TERRA DI NESSUNO… Autunno 1917 alture dei sette comuni.
Dopo l'offensiva dell'autunno del 1917, l'avanzata delle truppe austroungariche si era arrestata. Ora anche la zona di Belluno era occupata dall'imperial-regio esercito della monarchia danubiana. Sulle alture dei Sette Comuni infuriavano ormai le intemperie; lunghe nevicate e piogge torrenziali sferzavano a ritmo alterno le varie postazioni militari. Gli avvallamenti si andavano sempre più riempiendo di neve e il sole non era più in grado di far fronte ai primi rigori dell'inverno imminente.
Nelle trincee della prima linea si trovava una compagnia alpina di Kaiserschützen. Il monotono servizio quotidiano l'aveva ormai costretta a subire apatica l'irrigidimento d'una estenuante guerra di posizione. Alle poche ore di riposo nell'umidità delle caverne, seguiva un turno di guardia in trincea. Fra i sacchi di sabbia, a distanza irregolare erano collocati gli scudi di protezione con feritoie strette che permettevano ai tiratori scelti di spiare il nemico e di puntare con massima precisione i loro fucili dotati di dispositivi di mira a cannocchiale.
Il comandante di compagnia e i comandanti di plotone stabilivano il tracciato della linea, le opere di fiancheggiamento e gli ostacoli, il profilo dei ripari, la distanza e il numero delle traverse e altre opere complementari; infine indicavano l’andamento dei camminamenti.

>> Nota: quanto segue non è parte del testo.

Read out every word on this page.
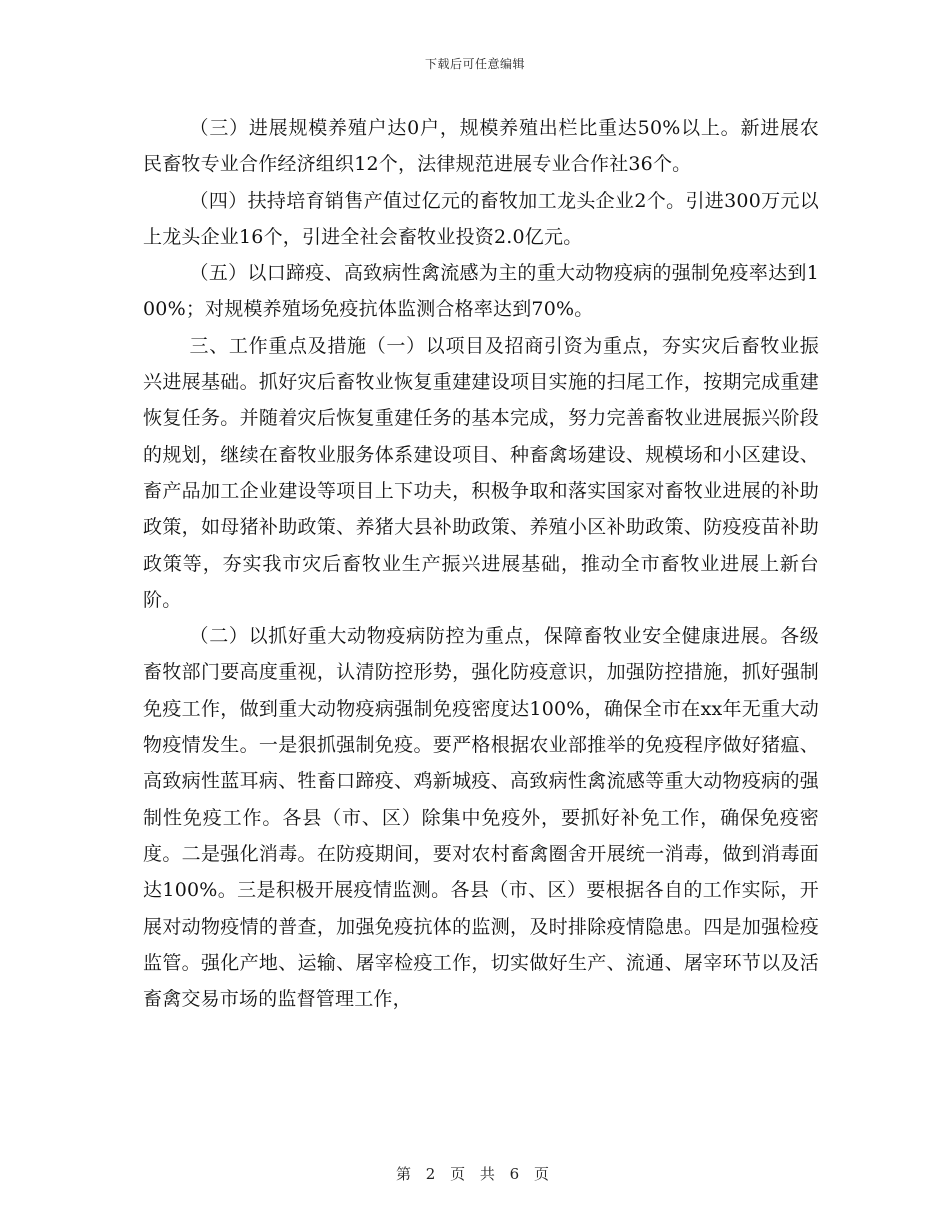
下载后可任意编辑

（三）进展规模养殖户达0户，规模养殖出栏比重达50%以上。新进展农民畜牧专业合作经济组织12个，法律规范进展专业合作社36个。

（四）扶持培育销售产值过亿元的畜牧加工龙头企业2个。引进300万元以上龙头企业16个，引进全社会畜牧业投资2.0亿元。

（五）以口蹄疫、高致病性禽流感为主的重大动物疫病的强制免疫率达到100%；对规模养殖场免疫抗体监测合格率达到70%。

三、工作重点及措施（一）以项目及招商引资为重点，夯实灾后畜牧业振兴进展基础。抓好灾后畜牧业恢复重建建设项目实施的扫尾工作，按期完成重建恢复任务。并随着灾后恢复重建任务的基本完成，努力完善畜牧业进展振兴阶段的规划，继续在畜牧业服务体系建设项目、种畜禽场建设、规模场和小区建设、畜产品加工企业建设等项目上下功夫，积极争取和落实国家对畜牧业进展的补助政策，如母猪补助政策、养猪大县补助政策、养殖小区补助政策、防疫疫苗补助政策等，夯实我市灾后畜牧业生产振兴进展基础，推动全市畜牧业进展上新台阶。

（二）以抓好重大动物疫病防控为重点，保障畜牧业安全健康进展。各级畜牧部门要高度重视，认清防控形势，强化防疫意识，加强防控措施，抓好强制免疫工作，做到重大动物疫病强制免疫密度达100%，确保全市在xx年无重大动物疫情发生。一是狠抓强制免疫。要严格根据农业部推举的免疫程序做好猪瘟、高致病性蓝耳病、牲畜口蹄疫、鸡新城疫、高致病性禽流感等重大动物疫病的强制性免疫工作。各县（市、区）除集中免疫外，要抓好补免工作，确保免疫密度。二是强化消毒。在防疫期间，要对农村畜禽圈舍开展统一消毒，做到消毒面达100%。三是积极开展疫情监测。各县（市、区）要根据各自的工作实际，开展对动物疫情的普查，加强免疫抗体的监测，及时排除疫情隐患。四是加强检疫监管。强化产地、运输、屠宰检疫工作，切实做好生产、流通、屠宰环节以及活畜禽交易市场的监督管理工作，

第 2 页 共 6 页
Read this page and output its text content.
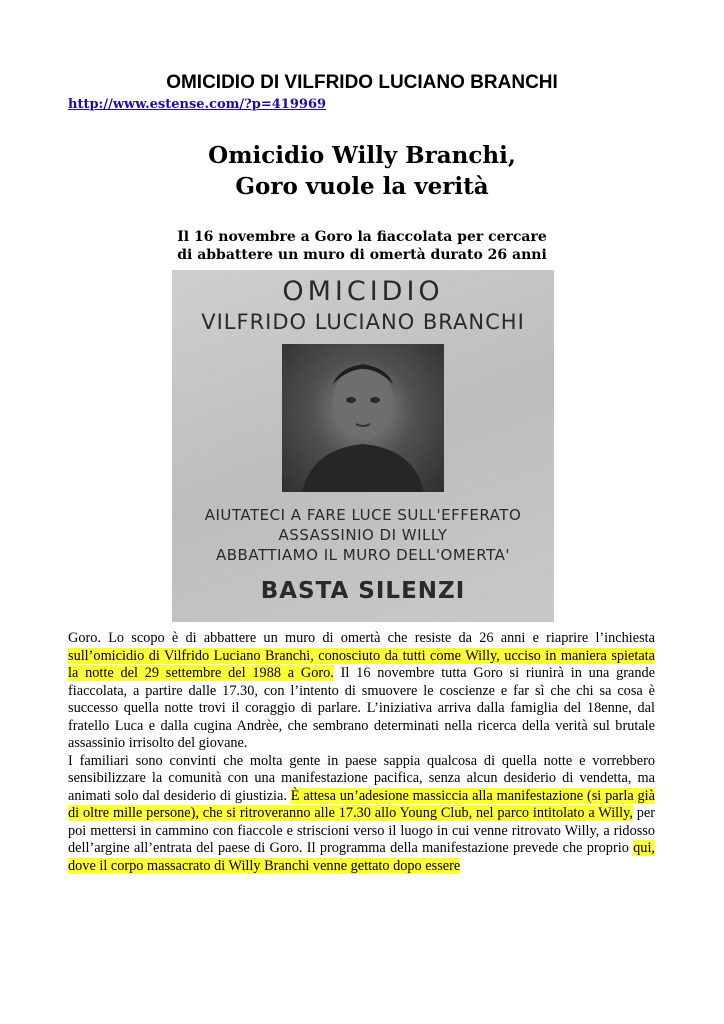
OMICIDIO DI VILFRIDO LUCIANO BRANCHI
http://www.estense.com/?p=419969
Omicidio Willy Branchi,
Goro vuole la verità
Il 16 novembre a Goro la fiaccolata per cercare
di abbattere un muro di omertà durato 26 anni

OMICIDIO

VILFRIDO LUCIANO BRANCHI

AIUTATECI A FARE LUCE SULL'EFFERATO

ASSASSINIO DI WILLY

ABBATTIAMO IL MURO DELL'OMERTA'

BASTA SILENZI

Goro. Lo scopo è di abbattere un muro di omertà che resiste da 26 anni e riaprire l’inchiesta sull’omicidio di Vilfrido Luciano Branchi, conosciuto da tutti come Willy, ucciso in maniera spietata la notte del 29 settembre del 1988 a Goro. Il 16 novembre tutta Goro si riunirà in una grande fiaccolata, a partire dalle 17.30, con l’intento di smuovere le coscienze e far sì che chi sa cosa è successo quella notte trovi il coraggio di parlare. L’iniziativa arriva dalla famiglia del 18enne, dal fratello Luca e dalla cugina Andrèe, che sembrano determinati nella ricerca della verità sul brutale assassinio irrisolto del giovane.

I familiari sono convinti che molta gente in paese sappia qualcosa di quella notte e vorrebbero sensibilizzare la comunità con una manifestazione pacifica, senza alcun desiderio di vendetta, ma animati solo dal desiderio di giustizia. È attesa un’adesione massiccia alla manifestazione (si parla già di oltre mille persone), che si ritroveranno alle 17.30 allo Young Club, nel parco intitolato a Willy, per poi mettersi in cammino con fiaccole e striscioni verso il luogo in cui venne ritrovato Willy, a ridosso dell’argine all’entrata del paese di Goro. Il programma della manifestazione prevede che proprio qui, dove il corpo massacrato di Willy Branchi venne gettato dopo essere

La trincea doveva adattarsi al terreno, seguendo un andamento irregolare, in linea retta per ottenere il fiancheggiamento, cioè poter colpire la posizione nemica di fianco, nel senso della sua maggior lunghezza.
Il percorso non doveva, quindi, avere punti con angoli troppo acuti. Le sporgenze lungo il percorso della trincea erano postazioni per le mitragliatrici o piccoli mortai per un tiro di “fiancheggiamento assoluto”.
Su molte trincee si può ancora scorgere la traccia dello scalino che serviva ai soldati per appoggiarsi per il tiro radente. Talvolta sul gradino si teneva pronto uno scudo d’acciaio da mettere a posto sul parapetto per riparare il tiratore. La larghezza della trincea doveva essere non più larga di quanto occorreva al soldato in completo assetto a passare senza difficoltà. Ogni 20-30 metri veniva scavata nella parete una nicchia ove i soldati potevano scansarsi per non intralciare il trasporto dei feriti. Per ripararsi dalla pioggia, dal vento e dalla neve, si adoperavano tavole rivestite di carta catramata, poi ricoperte di terra e sistemate in modo da poterle togliere con rapidità.
A ogni tratto di 10 metri coperto, doveva seguirne uno di 20 metri scoperto. Per tenere asciutta la trincea, si provvedeva allo sfogo dell’acqua con piccoli canali in lieve ma continua pendenza. Le norme del comando della Quarta Armata indicavano che i ricoveri fossero scavati nelle scarpate di trincea con l’entrata mai rivolta al nemico e a una certa profondità sotto il parapetto. La scarpata interna della trincea, che doveva essere molto ripida, era rivestita con tavole, graticci, reti metalliche e pali.
A 30 metri dalla trincea venivano infine posti degli ostacoli: i reticolati erano i più efficaci. Per non danneggiare o impedire il tiro, i reticolati erano disposti all’altezza di circa un metro, fissati su paletti con filo di ferro poco teso e non troppo intrecciato.